We need immigration reform that will secure our borders, and punish employers who exploit immigrant labor; reform that finally brings the 12 million people who are here illegally out of the shadows by requiring them to take steps to become legal citizens. We must assert our values and reconcile our principles as a nation of immigrants and a nation of laws. That is a priority I will pursue from my very first day.
And we can do something more. We can tear town the barriers that keep the American dream out of reach for so many Americans. We can end the housing crisis and create millions of new jobs. We can make sure that the millions of Latinos who are uninsured get the same health care that I get as a member of Congress. We can improve our schools, recruit teachers to your communities, and make college affordable for anyone who wants to go. And we can finally start serving our brave Latino fighting men and women and all our soldiers as well as they are serving us. We can do all this. Si se puede.
But I can't do this on my own. I need your help. This election could well come down to how many Latinos turn out to vote. And I'm proud that my campaign is working hard to register more Latinos, and bring them into the political process. Because I truly believe that if we work together and fight together and stand together this fall, then you and I - together - will change this county and change this world. You know, a few years ago, I attended a naturalization workshop at St. Pius Church in Chicago.

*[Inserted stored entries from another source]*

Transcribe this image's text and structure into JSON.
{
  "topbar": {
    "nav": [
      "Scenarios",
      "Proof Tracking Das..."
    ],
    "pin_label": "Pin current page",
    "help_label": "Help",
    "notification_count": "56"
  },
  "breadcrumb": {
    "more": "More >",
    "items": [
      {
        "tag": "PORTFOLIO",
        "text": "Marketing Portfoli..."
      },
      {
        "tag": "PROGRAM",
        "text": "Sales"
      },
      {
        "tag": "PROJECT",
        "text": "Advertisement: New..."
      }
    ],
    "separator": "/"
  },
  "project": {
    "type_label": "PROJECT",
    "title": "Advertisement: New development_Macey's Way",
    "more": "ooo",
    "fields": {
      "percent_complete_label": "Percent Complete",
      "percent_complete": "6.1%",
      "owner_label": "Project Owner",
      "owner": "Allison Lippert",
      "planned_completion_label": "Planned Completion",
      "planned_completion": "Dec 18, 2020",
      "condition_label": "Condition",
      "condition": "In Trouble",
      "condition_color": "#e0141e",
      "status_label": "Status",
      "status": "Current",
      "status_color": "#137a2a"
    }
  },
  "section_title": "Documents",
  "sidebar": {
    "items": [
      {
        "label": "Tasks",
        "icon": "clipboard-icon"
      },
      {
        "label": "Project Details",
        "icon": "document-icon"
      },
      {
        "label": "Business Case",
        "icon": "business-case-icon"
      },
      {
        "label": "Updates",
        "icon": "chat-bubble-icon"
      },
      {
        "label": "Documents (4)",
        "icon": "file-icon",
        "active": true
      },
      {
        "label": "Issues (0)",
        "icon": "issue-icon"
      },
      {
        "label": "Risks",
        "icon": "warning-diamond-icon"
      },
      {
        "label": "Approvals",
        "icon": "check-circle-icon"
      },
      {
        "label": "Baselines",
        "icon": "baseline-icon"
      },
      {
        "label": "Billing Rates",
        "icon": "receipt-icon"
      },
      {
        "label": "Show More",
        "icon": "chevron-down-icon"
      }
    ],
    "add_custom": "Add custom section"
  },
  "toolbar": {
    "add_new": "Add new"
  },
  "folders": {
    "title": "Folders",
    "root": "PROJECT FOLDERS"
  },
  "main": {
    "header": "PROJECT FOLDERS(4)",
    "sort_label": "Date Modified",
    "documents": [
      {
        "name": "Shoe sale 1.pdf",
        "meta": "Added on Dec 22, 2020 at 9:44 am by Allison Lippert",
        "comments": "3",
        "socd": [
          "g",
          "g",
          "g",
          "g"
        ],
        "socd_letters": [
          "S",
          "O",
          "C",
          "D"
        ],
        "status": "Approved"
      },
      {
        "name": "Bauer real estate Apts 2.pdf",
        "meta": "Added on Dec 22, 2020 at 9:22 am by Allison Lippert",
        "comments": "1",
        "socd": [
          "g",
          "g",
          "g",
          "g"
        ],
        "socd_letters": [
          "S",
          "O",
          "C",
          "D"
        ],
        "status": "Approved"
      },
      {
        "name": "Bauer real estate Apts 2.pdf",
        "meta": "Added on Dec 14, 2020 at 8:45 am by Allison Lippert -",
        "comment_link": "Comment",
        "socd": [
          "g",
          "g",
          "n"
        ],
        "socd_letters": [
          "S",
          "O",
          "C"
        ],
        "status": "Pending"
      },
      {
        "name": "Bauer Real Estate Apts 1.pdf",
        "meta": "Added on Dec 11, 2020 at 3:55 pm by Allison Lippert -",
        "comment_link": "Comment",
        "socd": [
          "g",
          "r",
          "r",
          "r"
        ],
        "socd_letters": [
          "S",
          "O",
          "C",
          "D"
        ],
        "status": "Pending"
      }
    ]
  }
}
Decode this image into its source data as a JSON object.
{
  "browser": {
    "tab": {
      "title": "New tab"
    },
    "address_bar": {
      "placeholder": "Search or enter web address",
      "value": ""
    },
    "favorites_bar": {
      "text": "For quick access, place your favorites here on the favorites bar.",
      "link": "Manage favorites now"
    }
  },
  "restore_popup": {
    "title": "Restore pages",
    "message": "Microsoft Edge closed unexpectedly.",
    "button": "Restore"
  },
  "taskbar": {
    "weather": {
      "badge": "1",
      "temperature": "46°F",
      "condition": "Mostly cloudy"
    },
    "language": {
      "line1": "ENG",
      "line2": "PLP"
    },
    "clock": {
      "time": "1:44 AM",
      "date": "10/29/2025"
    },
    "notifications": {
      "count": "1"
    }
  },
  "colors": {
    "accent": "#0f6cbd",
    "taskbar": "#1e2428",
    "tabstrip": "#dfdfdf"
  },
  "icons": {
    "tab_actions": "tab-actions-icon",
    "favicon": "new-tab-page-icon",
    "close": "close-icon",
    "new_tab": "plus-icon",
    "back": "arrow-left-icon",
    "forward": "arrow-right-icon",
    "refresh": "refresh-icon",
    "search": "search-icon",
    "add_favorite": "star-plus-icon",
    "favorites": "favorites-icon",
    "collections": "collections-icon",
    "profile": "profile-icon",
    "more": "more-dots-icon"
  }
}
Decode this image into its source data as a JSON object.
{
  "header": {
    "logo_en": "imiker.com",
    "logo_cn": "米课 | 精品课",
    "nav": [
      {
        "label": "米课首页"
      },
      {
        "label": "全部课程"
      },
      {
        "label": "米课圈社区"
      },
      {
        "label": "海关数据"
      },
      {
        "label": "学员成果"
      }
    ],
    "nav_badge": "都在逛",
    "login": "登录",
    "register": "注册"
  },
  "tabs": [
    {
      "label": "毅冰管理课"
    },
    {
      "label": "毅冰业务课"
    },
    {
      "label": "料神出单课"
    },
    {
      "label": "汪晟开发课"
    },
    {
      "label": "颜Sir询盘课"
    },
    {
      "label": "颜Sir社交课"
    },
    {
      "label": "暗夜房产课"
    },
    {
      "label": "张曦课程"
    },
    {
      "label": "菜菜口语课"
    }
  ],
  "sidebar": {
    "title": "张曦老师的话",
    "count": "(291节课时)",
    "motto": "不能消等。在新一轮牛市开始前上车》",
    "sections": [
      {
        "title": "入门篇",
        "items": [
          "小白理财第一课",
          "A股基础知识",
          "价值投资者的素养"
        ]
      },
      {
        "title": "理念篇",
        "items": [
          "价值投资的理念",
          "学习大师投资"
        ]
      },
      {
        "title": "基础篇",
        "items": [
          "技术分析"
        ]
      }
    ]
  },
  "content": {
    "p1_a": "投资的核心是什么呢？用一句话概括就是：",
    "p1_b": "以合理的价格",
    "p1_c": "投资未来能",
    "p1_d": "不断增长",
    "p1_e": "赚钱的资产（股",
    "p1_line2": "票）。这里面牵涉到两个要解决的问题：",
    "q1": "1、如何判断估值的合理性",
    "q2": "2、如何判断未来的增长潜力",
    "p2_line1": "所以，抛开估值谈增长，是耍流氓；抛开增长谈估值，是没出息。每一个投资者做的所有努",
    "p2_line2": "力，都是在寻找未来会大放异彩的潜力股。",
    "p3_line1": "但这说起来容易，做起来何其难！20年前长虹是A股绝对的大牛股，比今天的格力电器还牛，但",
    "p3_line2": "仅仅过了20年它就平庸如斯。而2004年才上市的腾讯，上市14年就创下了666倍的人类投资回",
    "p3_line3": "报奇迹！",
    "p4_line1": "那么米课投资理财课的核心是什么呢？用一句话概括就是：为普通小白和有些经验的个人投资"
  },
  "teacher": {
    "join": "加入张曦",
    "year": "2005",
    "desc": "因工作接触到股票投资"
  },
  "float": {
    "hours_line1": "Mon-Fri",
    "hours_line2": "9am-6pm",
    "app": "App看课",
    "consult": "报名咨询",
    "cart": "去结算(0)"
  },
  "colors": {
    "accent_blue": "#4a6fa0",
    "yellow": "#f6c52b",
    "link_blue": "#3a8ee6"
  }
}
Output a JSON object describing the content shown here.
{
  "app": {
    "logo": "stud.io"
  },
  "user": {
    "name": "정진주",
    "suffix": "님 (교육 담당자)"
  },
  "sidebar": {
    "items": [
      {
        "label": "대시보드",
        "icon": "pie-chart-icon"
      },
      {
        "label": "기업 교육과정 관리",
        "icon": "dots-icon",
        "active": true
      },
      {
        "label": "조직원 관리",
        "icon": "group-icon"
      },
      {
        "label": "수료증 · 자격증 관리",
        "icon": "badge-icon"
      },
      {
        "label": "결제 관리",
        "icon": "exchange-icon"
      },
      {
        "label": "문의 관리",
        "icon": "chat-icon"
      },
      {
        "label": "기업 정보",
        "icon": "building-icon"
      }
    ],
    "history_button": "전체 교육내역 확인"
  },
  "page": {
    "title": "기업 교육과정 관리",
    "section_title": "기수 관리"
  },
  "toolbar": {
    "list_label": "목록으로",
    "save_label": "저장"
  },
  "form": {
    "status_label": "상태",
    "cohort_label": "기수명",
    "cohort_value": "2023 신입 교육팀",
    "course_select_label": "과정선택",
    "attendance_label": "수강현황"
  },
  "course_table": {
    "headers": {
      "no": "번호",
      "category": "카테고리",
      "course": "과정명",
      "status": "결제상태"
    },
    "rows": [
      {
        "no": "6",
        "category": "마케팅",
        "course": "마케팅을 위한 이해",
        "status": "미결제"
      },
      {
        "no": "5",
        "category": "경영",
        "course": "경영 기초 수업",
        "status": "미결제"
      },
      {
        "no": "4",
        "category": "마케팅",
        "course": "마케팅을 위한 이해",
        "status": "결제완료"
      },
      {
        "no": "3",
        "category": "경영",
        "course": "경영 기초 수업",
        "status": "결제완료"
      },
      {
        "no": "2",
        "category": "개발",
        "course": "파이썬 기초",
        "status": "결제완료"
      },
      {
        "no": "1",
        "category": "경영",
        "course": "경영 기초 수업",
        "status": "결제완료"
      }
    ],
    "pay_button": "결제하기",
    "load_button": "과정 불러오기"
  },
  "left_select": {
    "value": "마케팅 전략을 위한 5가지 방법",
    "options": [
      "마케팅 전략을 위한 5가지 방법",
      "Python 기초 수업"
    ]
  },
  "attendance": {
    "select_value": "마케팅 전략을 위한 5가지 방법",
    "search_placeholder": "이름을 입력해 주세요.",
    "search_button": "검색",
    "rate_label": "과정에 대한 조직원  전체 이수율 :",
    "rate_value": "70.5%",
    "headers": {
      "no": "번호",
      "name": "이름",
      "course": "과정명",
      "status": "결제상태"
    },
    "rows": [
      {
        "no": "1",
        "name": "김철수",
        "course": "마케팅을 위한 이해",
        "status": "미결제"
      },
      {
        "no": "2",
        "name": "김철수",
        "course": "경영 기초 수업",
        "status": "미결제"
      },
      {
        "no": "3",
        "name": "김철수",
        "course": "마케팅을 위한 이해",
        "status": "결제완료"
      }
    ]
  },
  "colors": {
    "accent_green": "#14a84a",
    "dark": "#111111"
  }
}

And as I walked down the aisle, I saw people clutching small American flags, waiting for their turn to be called up so they could begin the long process to become U.S. citizens.
And at one point, a young girl, seven or eight, came up to me with her parents, and asked for my autograph. She said she was studying government in school and wanted to show it to her third grade class. I asked her what her name was, and she said her name was Cristina. I told her parents they should be very proud of her.
And as I watched Cristina translate my words into Spanish for them, I was reminded that for all the noise and anger that too often surrounds the immigration debate, America has nothing to fear from today's immigrants. They have come here for the same reason that families have always come here, for the same reason my father came here - for the hope that in America, they could build a better life for themselves and their families. Like the waves of immigrants that came before them and the Hispanic Americans like Ken Salazar whose families have been here for generations, the recent arrival of Latino immigrants will only enrich our country.
Ultimately, then, the danger to the American way of life is not that we will be overrun by those who do not look like us or do not yet speak our language. The danger will come if we fail to recognize the humanity of Cristina and her family - if we withhold from them the opportunities we take for granted, and create a servant class in our midst.
More broadly, the danger will come if we continue to stand idly by as the gap between Wall Street and Main Street grows, as Washington grows more out of touch, and as America grows more unequal. Because America can only prosper when all Americans prosper - brown, black, white, Asian, and Native American. That's the idea that lies at the heart of my campaign, and that's the idea that will lie at the heart of my presidency. Because we are all Americans. Todos somos Americanos. And in this country, we rise and fall together.